The ESV simply has “In him we have obtained an inheritance” without any footnote. Almost every other translation goes with the idea of an inheritance; the NET that has the uncharacteristically dynamic, “In Christ we too have been claimed as God’s own possession.”
ἐκληρώθημεν is from κληρόω, which means “appoint by lot” or simply “receive.” It is a NT hapax. BDAG suggests,“in whom we have obtained an inheritance” for the passive.
I assumed there was a textual issue, but there is not. There is a variant ἐκλήθημεν (A D F G), making the reference to election clear, but UBS doesn’t even list the textual issue.

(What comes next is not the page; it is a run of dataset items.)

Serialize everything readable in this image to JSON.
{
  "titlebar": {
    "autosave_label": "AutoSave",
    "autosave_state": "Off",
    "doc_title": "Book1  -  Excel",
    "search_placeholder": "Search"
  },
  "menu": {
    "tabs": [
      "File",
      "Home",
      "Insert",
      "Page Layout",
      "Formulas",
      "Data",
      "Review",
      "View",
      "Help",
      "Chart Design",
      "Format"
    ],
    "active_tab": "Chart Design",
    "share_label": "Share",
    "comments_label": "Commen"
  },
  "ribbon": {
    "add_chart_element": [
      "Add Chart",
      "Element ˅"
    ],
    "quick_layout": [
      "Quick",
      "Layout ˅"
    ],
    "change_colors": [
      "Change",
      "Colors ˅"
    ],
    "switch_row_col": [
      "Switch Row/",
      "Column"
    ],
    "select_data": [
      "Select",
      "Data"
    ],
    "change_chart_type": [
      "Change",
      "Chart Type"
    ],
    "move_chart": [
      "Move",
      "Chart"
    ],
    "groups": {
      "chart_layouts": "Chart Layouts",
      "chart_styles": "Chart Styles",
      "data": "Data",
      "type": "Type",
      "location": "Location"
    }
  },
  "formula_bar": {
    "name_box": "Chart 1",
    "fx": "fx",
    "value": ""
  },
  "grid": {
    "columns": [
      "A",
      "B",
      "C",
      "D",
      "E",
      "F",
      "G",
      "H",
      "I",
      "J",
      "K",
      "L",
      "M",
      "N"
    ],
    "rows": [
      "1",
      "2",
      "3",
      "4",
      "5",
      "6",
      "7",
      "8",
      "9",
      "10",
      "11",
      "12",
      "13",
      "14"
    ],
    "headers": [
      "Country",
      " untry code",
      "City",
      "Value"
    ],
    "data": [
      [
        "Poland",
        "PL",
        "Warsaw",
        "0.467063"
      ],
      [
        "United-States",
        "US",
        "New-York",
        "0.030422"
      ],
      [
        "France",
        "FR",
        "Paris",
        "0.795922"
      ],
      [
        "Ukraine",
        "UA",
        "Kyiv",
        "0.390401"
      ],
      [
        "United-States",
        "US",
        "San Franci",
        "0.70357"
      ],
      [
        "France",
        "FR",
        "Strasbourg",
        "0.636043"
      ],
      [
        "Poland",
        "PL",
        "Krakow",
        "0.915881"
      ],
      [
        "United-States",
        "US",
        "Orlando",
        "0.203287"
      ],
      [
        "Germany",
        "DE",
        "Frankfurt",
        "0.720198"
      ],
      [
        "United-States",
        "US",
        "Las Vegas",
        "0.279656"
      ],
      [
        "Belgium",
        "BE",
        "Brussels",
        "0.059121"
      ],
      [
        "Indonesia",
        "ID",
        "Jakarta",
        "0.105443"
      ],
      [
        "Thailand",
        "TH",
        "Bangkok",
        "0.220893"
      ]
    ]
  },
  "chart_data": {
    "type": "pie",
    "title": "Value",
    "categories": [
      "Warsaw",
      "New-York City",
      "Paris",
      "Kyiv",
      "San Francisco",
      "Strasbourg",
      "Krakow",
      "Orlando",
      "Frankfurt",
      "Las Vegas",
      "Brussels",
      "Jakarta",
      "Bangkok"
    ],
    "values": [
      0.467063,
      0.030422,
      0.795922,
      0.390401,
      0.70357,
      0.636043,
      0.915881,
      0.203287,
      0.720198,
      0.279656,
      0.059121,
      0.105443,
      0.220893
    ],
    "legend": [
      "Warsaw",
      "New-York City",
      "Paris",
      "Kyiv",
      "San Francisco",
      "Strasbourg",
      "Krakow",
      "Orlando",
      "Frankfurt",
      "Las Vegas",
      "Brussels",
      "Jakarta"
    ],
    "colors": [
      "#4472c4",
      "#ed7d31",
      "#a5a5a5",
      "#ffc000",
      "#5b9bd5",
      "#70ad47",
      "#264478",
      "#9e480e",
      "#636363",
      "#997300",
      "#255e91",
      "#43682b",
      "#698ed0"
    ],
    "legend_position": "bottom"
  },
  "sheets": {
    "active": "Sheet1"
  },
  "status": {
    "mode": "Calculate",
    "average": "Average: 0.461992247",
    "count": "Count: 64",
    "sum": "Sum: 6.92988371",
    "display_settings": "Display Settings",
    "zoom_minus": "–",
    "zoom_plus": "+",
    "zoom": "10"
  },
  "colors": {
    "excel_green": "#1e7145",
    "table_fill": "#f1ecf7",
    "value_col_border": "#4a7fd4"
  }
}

So the question is what does the idea of “appoint by lot” really mean? A quick reading of Hoehner show how confusing the issue really is. Based on the parallel to ἐκλέγομαι in v 4, it is easy to see how the idea of election fits with our passage and explains the NIV decision. Because the word only necessarily refers to something obtained by lot, and because the cognate noun κλῆρος is commonly used in the OT of the inheritance of the tribes of Israel, we also see why most translations go with some idea of an inheritance.
So regardless of where you end up exegetically, the moral of the story is: listen to what I say and not what I do! Read multiple translations before teaching and preaching.